Long before Jay Z dubbed himself "the black Brad Pitt," the late basketball legend Al McGuire dubbed this week's player "the black Jerry West." For the second time in What the Hell Happened To we remember an alumni of famous Mt Vernon High School in NY (the first being Ray Williams), Earl Tatum.
Earl was a High School All American at Mt Vernon, whom he lead to a #1 US High School Ranking. After being recruited by 390 colleges, he decided to play for McGuire at Marquette. An amusing act by McGuire during breakfast convinced Earl:
"The hotel I stayed at had this huge breakfast spread," recalls Tatum, of his official visit to Marquette in the spring of 1972. "I'd just finished eating when Coach McGuire came in to pick me up. He lifted the napkin off my plate and started eating with his hands the remaining scraps of food under it. I was leaning towards attending Indiana, but that one act convinced me to go to Marquette. He was so at ease with himself and unconcerned about how it might look. I knew there and then that I wanted to play for this man."
His senior season he helped Marquette reach the Final Four. In 1976 Tatum would be picked by the enemy with the 21st overall pick (second round back then). After a season and a half for lal, he was shipped along with James Buddha Edwards to the Pacers for Adrian Dantley and Dave Robisch [Tangent time: we all know what a disastrous head coach Adrian Dantley was but I honestly never knew he played for the Flakers. It makes it all the more disappointing that the Pistons moved him for Mark Aguirre, to placate Isiah, since Aguirre was buddy-buddy with him. Dantley would've been on the 89 Pistons that swept the Flakers in the Finals and he could've relished that moment even more].
After one season with the Pacers, Tatum would arrive in Boston. Red Auerbach for one was stoked:
We wanted a big, quick defensive guard and we decided Tatum would give us that as part of our rebuilding program. I place Tatum in a class with a handful of guards in the league with his kind of quickness. Gus Williams of Seattle and Doug Collins of Philadelphia are two who come to mind.
Earl would only appear in 3 games for the Celtics during that 1979 season and was moved in October of his first year. It must've been unusual for that team, knowing that Larry Bird had been drafted the season before and would be joining the Celtics. That team wasn't very good but the Celtics were able to obtain Chris Ford for Tatum when they traded him to Detroit. Ford would be the starting 2 guard on the 1981 Celtics team that won it all.
After finishing the 1979 season with Detroit (and playing in all 82 games) he was moved by the Pistons to the Cavs for Jim Brewer. 1980 would be his last season in the league as Earl appeared in 33 games for Cleveland. A serious knee injury is what ended Earl's career. And though he diligently tried to rehab his knee, he'd play overseas in both the Philippines and Sweden. Tatum retired from basketball for good in 1983 and settled in Milwaukee with his wife, Larena.

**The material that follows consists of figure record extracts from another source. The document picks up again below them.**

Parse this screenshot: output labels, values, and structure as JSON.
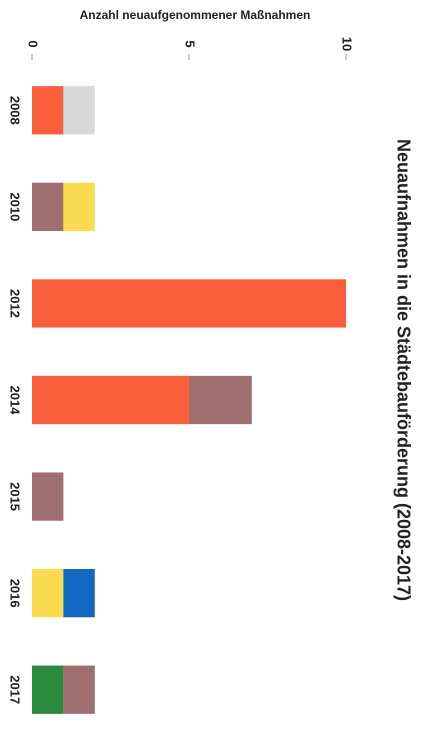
{
  "chart_data": {
    "type": "bar",
    "stacked": true,
    "orientation": "horizontal",
    "title": "Neuaufnahmen in die Städtebauförderung (2008-2017)",
    "x_label": "Anzahl neuaufgenommener Maßnahmen",
    "categories": [
      "2008",
      "2010",
      "2012",
      "2014",
      "2015",
      "2016",
      "2017"
    ],
    "series": [
      {
        "color": "#fa5f3c",
        "values": [
          1,
          null,
          10,
          5,
          null,
          null,
          null
        ]
      },
      {
        "color": "#2a8a3e",
        "values": [
          null,
          null,
          null,
          null,
          null,
          null,
          1
        ]
      },
      {
        "color": "#a07070",
        "values": [
          null,
          1,
          null,
          2,
          1,
          null,
          1
        ]
      },
      {
        "color": "#d8d8d8",
        "values": [
          1,
          null,
          null,
          null,
          null,
          null,
          null
        ]
      },
      {
        "color": "#fbdc50",
        "values": [
          null,
          1,
          null,
          null,
          null,
          1,
          null
        ]
      },
      {
        "color": "#1268c0",
        "values": [
          null,
          null,
          null,
          null,
          null,
          1,
          null
        ]
      }
    ],
    "xlim": [
      0,
      10
    ],
    "xticks": [
      0,
      5,
      10
    ],
    "grid": false
  }
}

Looking back on his career, Earl seemed to embody an NBA journeyman. It's as if no team really gave him a fair shot to stick around. He averaged double figures in points, putting up over 14 per game for LA and Indiana the year before he was acquired by Boston.
For 23 years Earl sold insurance for Farmers Insurance. He retired from that in 2006. Tatum can often be found at the McGuire Center, volunteering his time on a committee formed by Marquette Associate Athletic Director Jack Harbaugh, that reaches out to former players. He did suffer a stroke back in 2008 but appears to be doing better now. He resides in Milwaukee with his wife Larena. He has two daughters in their early 30s, named Jennay and Mia.